Data-driven predictions of pressure drop and liquid holdup in two-phase flow pipes with different inclination angles

AbstractDespite previous efforts to model multi-phase flows using artificial neural networks, there remains significant potential for improvement. This study introduces an advanced artificial neural network framework that analyzes 2651 experimental datasets. The training of the ANN models used 70% of the data, reserving the remaining 30% equally for validation and testing. The proposed network distinctively predicts two critical characteristics of two-phase flow—liquid holdup and pressure drop—with high precision using nine essential predictors. This approach deviates from traditional methods, which typically handle these parameters separately, thereby enhancing both predictive accuracy and efficiency.
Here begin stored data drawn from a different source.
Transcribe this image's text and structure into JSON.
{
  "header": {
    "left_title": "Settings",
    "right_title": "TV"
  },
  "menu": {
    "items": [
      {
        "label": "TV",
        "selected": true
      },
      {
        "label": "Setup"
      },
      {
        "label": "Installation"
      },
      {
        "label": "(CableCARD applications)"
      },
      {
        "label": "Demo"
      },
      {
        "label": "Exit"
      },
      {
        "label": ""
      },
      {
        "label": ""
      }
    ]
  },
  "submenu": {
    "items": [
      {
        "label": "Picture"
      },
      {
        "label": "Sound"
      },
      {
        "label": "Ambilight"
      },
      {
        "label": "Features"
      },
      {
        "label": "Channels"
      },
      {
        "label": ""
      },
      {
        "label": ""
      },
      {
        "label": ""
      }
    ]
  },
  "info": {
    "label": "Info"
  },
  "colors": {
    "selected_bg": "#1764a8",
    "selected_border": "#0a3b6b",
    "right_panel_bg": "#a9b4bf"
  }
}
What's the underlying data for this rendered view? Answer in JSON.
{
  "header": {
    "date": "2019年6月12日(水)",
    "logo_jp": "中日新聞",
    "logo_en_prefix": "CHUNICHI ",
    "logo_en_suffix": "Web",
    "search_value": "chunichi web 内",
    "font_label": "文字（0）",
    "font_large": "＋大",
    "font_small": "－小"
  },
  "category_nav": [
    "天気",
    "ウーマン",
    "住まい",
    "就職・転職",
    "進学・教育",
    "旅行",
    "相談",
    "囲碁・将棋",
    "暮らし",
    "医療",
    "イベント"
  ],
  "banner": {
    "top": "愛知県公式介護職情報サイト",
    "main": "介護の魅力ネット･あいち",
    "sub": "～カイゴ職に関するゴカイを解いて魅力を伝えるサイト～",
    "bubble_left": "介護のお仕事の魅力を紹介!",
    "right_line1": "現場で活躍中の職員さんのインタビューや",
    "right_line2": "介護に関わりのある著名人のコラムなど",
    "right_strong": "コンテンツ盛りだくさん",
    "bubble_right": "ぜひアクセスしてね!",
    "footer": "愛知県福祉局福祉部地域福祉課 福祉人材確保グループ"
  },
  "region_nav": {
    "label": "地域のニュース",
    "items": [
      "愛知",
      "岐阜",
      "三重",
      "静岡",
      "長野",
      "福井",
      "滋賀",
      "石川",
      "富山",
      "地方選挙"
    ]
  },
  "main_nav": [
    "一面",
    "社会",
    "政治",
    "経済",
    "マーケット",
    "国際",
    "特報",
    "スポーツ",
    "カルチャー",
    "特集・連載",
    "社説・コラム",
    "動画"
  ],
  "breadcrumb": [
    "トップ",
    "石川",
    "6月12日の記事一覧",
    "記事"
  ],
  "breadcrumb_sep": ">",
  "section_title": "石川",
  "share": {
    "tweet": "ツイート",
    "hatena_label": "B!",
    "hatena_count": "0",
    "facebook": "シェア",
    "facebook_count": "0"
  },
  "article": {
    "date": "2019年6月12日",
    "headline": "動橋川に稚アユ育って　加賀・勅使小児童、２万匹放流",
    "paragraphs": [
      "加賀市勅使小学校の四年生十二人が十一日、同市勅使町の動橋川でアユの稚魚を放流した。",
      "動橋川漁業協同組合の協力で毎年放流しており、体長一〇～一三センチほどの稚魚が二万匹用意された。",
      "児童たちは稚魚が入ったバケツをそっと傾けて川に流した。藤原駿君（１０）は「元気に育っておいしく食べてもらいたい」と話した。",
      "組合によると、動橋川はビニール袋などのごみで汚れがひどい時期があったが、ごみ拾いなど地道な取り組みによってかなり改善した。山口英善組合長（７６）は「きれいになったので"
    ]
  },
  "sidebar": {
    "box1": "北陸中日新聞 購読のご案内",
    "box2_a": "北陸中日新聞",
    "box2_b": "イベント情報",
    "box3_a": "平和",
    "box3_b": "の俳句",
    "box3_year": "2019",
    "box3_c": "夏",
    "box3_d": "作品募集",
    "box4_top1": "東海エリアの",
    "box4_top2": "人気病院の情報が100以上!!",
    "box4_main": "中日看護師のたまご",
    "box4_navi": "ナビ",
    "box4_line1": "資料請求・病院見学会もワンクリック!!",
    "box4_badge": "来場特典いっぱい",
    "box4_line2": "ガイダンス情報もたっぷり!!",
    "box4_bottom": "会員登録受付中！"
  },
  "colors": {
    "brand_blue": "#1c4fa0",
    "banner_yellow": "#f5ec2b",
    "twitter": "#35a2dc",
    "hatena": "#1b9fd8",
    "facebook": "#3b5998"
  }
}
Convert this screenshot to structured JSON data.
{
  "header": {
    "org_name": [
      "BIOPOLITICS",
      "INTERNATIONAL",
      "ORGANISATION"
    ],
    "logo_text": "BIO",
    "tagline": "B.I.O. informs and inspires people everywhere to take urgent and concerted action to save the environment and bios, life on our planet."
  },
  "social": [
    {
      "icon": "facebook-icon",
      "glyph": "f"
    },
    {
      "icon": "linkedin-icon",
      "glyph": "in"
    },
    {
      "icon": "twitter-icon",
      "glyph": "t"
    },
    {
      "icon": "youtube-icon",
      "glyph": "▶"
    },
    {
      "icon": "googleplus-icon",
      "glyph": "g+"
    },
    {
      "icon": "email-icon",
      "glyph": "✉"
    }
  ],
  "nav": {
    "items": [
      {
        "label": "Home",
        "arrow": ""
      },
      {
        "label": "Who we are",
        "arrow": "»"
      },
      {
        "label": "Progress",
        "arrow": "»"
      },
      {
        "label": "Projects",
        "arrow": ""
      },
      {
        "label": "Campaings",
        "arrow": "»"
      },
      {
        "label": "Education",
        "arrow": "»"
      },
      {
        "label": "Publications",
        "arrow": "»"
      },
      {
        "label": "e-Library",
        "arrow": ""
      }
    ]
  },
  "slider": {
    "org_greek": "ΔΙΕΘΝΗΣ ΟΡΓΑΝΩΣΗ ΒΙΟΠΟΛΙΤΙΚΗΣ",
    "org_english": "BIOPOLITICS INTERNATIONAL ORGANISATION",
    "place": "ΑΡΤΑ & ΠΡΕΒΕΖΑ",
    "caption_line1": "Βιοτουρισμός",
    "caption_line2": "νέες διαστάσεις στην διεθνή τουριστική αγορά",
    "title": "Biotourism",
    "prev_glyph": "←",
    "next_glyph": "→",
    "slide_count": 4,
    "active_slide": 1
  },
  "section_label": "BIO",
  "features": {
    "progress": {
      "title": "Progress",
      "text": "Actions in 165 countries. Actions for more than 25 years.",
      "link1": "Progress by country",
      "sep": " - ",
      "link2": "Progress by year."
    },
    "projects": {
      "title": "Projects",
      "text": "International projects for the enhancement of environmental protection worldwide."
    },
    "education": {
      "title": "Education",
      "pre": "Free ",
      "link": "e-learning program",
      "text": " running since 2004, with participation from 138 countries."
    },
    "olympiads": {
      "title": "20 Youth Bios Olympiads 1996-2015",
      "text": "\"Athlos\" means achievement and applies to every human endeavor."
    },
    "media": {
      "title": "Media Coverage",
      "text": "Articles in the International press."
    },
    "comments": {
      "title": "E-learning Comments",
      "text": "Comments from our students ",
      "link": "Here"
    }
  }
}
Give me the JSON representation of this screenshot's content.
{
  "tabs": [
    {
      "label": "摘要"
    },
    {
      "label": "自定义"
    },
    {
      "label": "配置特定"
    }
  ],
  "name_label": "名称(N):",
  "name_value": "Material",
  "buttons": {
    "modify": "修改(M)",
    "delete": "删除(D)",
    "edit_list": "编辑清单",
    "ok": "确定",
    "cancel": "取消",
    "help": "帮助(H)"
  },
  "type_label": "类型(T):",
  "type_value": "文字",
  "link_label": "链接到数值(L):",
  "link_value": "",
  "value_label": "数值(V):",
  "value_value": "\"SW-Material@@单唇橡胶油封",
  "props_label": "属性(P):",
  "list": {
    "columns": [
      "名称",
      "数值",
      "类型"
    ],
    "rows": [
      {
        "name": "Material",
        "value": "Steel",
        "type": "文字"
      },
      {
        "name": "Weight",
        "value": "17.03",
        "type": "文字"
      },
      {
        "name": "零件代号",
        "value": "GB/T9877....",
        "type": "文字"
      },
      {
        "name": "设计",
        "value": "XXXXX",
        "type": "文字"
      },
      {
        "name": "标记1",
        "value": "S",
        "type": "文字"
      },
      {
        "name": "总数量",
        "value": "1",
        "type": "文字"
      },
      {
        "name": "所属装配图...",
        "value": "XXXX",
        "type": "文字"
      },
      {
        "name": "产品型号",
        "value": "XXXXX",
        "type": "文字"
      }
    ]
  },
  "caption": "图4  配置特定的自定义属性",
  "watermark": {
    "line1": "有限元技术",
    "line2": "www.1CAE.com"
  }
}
These include the surface tension of the liquid, the pipeline's tilt, the density and viscosity of both phases, the superficial velocities of the gas and liquid phases, and the pipe's diameter. Notably, this model can process data across all inclinations from −90 (downward) to +90 (upward) degrees and encompasses all flow patterns. This capability, coupled with a comprehensive dataset of high-quality and representative samples, significantly enhances the model's accuracy and real-world applicability, which makes it a noteworthy addition to scientists and engineers in the field of two-phase flow. Performance evaluations show that the ANN model achieved predictive accuracies of 94.38% for liquid holdup and 98.07% for pressure drop, indicating substantial predictive success.